Suppose, I have a rational number $r$ with $0<r<1$, for example $$r=\frac{53143}{274851}$$

The goal is to write $r$ as a sum of DISTINCT egyptian fractions (fractions with numerator $1$).

The greedy method (always take the smallest possible denominator) leads to the numbers

$$[6, 38, 2706, 34382456, 4763382302120345, 385726786254606395971426367503080]$$

That means $$r=\frac{1}{6}+\frac{1}{38}+\frac{1}{2706}+\frac{1}{34382456}+\frac{1}{4763382302120345}+\frac{1}{385726786254606395971426367503080}$$

The greedy methods usually leads to very large denominators. I would like to have much smaller denominators. I read somewhere that no efficient algorithm is known to find the optimal representation in the sense, that the largest occuring denominator is as small as possible. But I am looking for a method finding a "good" representation in that sense.
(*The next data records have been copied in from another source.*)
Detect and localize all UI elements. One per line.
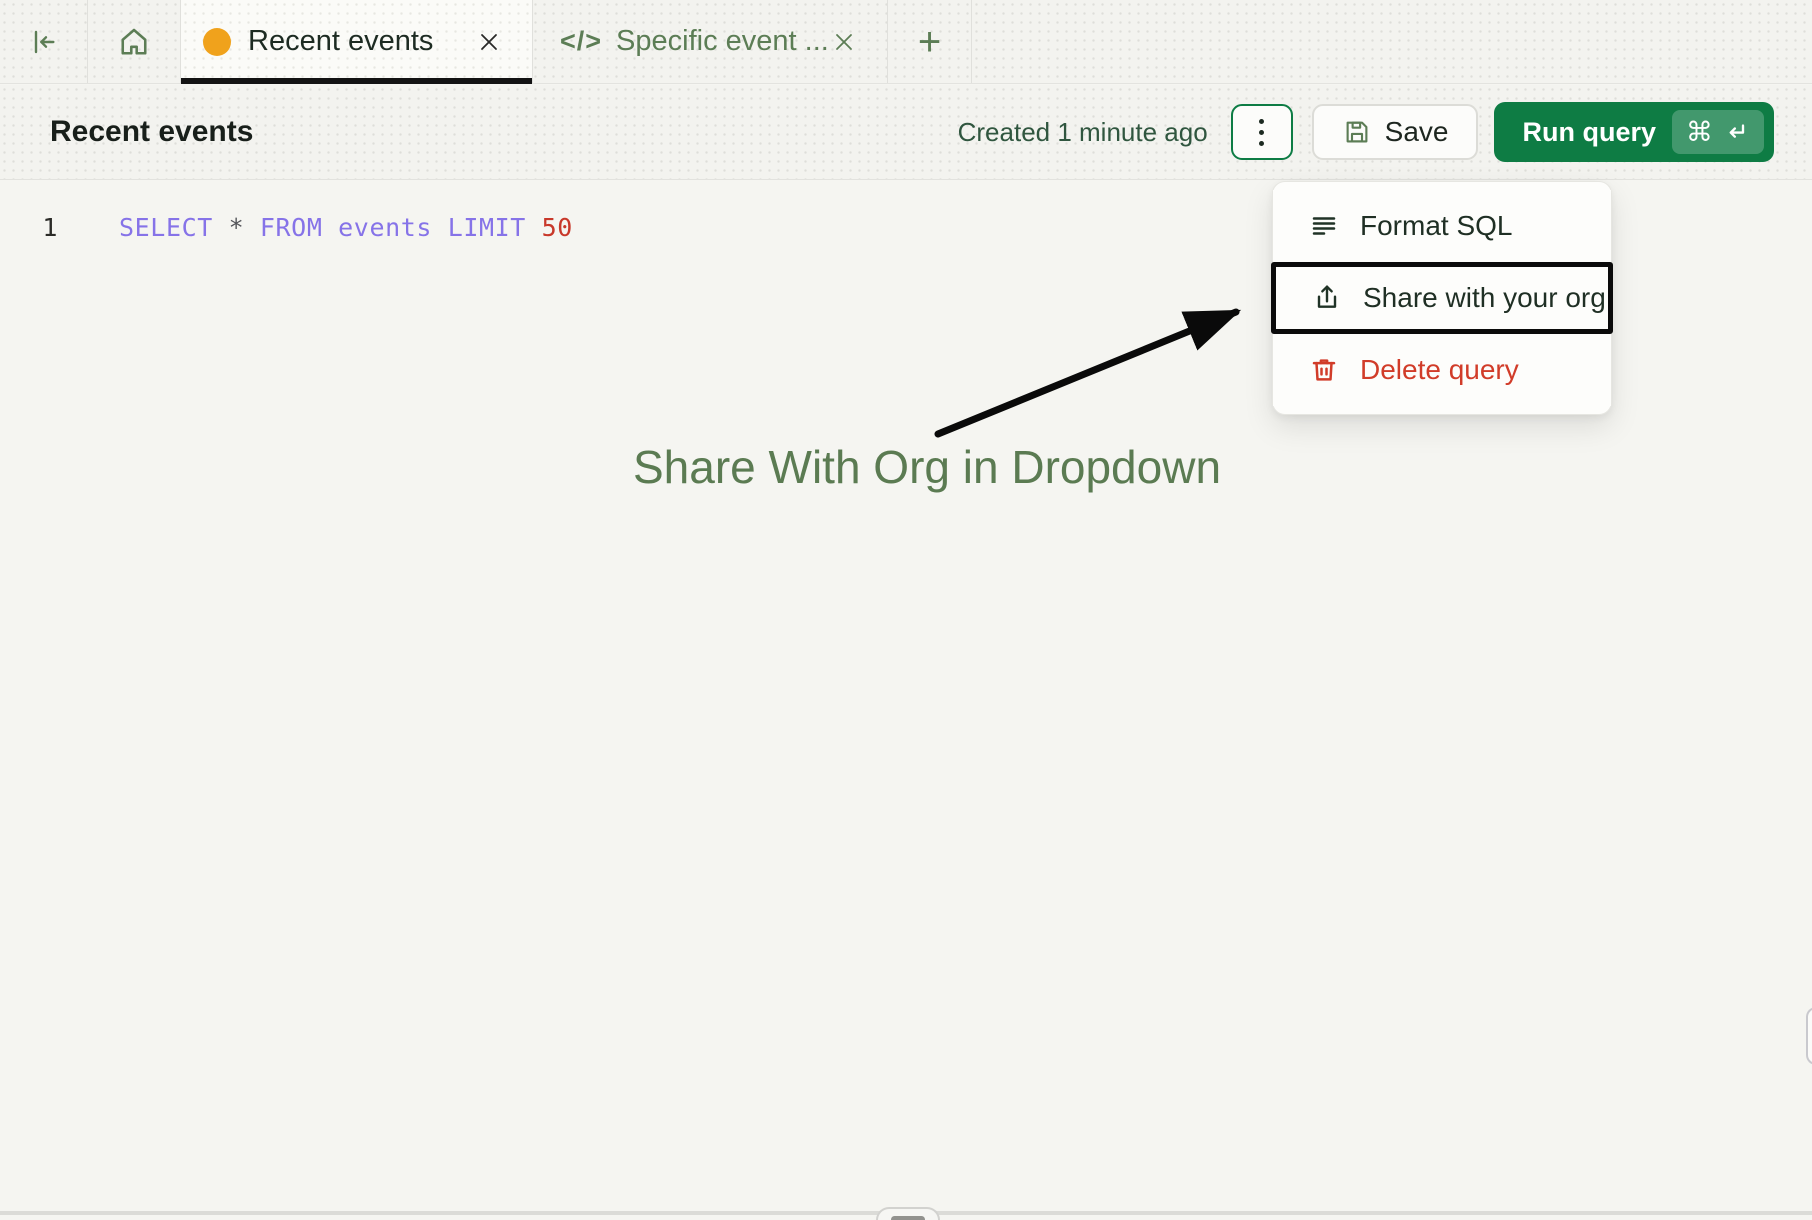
- command-key-icon: ⌘: [1686, 119, 1713, 146]
- sql-token: SELECT: [119, 213, 229, 242]
- menu-item-label: Format SQL: [1360, 210, 1512, 242]
- home-icon: [116, 24, 152, 60]
- return-icon: [1722, 118, 1750, 146]
- tab-label: Recent events: [248, 25, 433, 58]
- sql-token: LIMIT: [448, 213, 542, 242]
- collapse-sidebar-button[interactable]: [0, 0, 88, 83]
- close-icon[interactable]: [833, 31, 855, 53]
- plus-icon: +: [918, 22, 941, 62]
- code-icon: </>: [560, 26, 602, 57]
- sql-token: *: [229, 213, 260, 242]
- kebab-menu-icon: [1259, 119, 1264, 124]
- sql-token: events: [338, 213, 448, 242]
- side-panel-toggle[interactable]: [1806, 1007, 1812, 1065]
- tab-recent-events[interactable]: Recent events: [181, 0, 533, 83]
- tab-bar-spacer: [972, 0, 1812, 83]
- active-tab-underline: [181, 78, 532, 84]
- header-actions: Created 1 minute ago Save Run query ⌘: [958, 102, 1774, 162]
- new-tab-button[interactable]: +: [888, 0, 972, 83]
- home-button[interactable]: [88, 0, 181, 83]
- trash-icon: [1308, 354, 1340, 386]
- menu-item-delete-query[interactable]: Delete query: [1273, 334, 1611, 406]
- query-header: Recent events Created 1 minute ago Save …: [0, 85, 1812, 180]
- created-timestamp: Created 1 minute ago: [958, 117, 1208, 148]
- tab-bar: Recent events </> Specific event ... +: [0, 0, 1812, 84]
- run-query-label: Run query: [1522, 117, 1656, 148]
- menu-item-format-sql[interactable]: Format SQL: [1273, 190, 1611, 262]
- options-dropdown-menu: Format SQL Share with your org: [1272, 181, 1612, 415]
- tab-specific-event[interactable]: </> Specific event ...: [533, 0, 888, 83]
- panel-drag-handle[interactable]: [876, 1207, 940, 1220]
- sql-token: 50: [542, 213, 573, 242]
- save-button-label: Save: [1385, 116, 1449, 148]
- close-icon[interactable]: [478, 31, 500, 53]
- tab-label: Specific event ...: [616, 25, 829, 58]
- run-query-button[interactable]: Run query ⌘: [1494, 102, 1774, 162]
- more-options-button[interactable]: [1231, 104, 1293, 160]
- sql-token: FROM: [260, 213, 338, 242]
- upload-icon: [1311, 282, 1343, 314]
- grip-icon: [891, 1216, 925, 1220]
- orange-dot-icon: [203, 28, 231, 56]
- run-shortcut-badge: ⌘: [1672, 110, 1764, 154]
- save-icon: [1342, 117, 1372, 147]
- menu-item-share-with-org[interactable]: Share with your org: [1271, 262, 1613, 334]
- format-sql-icon: [1308, 210, 1340, 242]
- save-button[interactable]: Save: [1312, 104, 1479, 160]
- code-line[interactable]: 1 SELECT * FROM events LIMIT 50: [0, 210, 573, 246]
- page-title: Recent events: [50, 115, 253, 149]
- sql-code: SELECT * FROM events LIMIT 50: [119, 210, 573, 246]
- app-window: Recent events </> Specific event ... + R…: [0, 0, 1812, 1220]
- menu-item-label: Delete query: [1360, 354, 1519, 386]
- annotation-label: Share With Org in Dropdown: [633, 440, 1221, 494]
- collapse-sidebar-icon: [28, 26, 60, 58]
- menu-item-label: Share with your org: [1363, 282, 1606, 314]
- line-number: 1: [0, 210, 58, 246]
A much better solution in the given example would be :

$$[8, 18, 80, 3792, 30539, 48251620]$$

The maximum entry has only $8$ instead of $33$ digits.

Any ideas ?

  • 1
    $\begingroup$ $$[6, 40, 610, 30539, 335929, 366468, 483120, 488624, 549702, 610780]$$ is an even better representation with $10$ terms, but maximum entry only $6$ digits long $\endgroup$ – Peter Dec 15 '16 at 13:50

Let $r = \frac{a}{N}$ where $a$ and $N$ are positive integers with $1 \le a < N$. Then there is an egyptian fraction decomposition for $r$ where the largest denominator is at most $19N\log(N)(\log(\log(N))^4\log(\log(\log(N)))^2$. For a proof by Yokota, see here. There is also a decomposition such that the largest denominator is at most $4N\log(N)^2\log(\log(N))$ and the number of terms is bounded by $(1 + o(1))\frac{\log(N)}{\log(\log(N))}$. This was proven by Tenenbaum and Yokota, in a paper you can find here.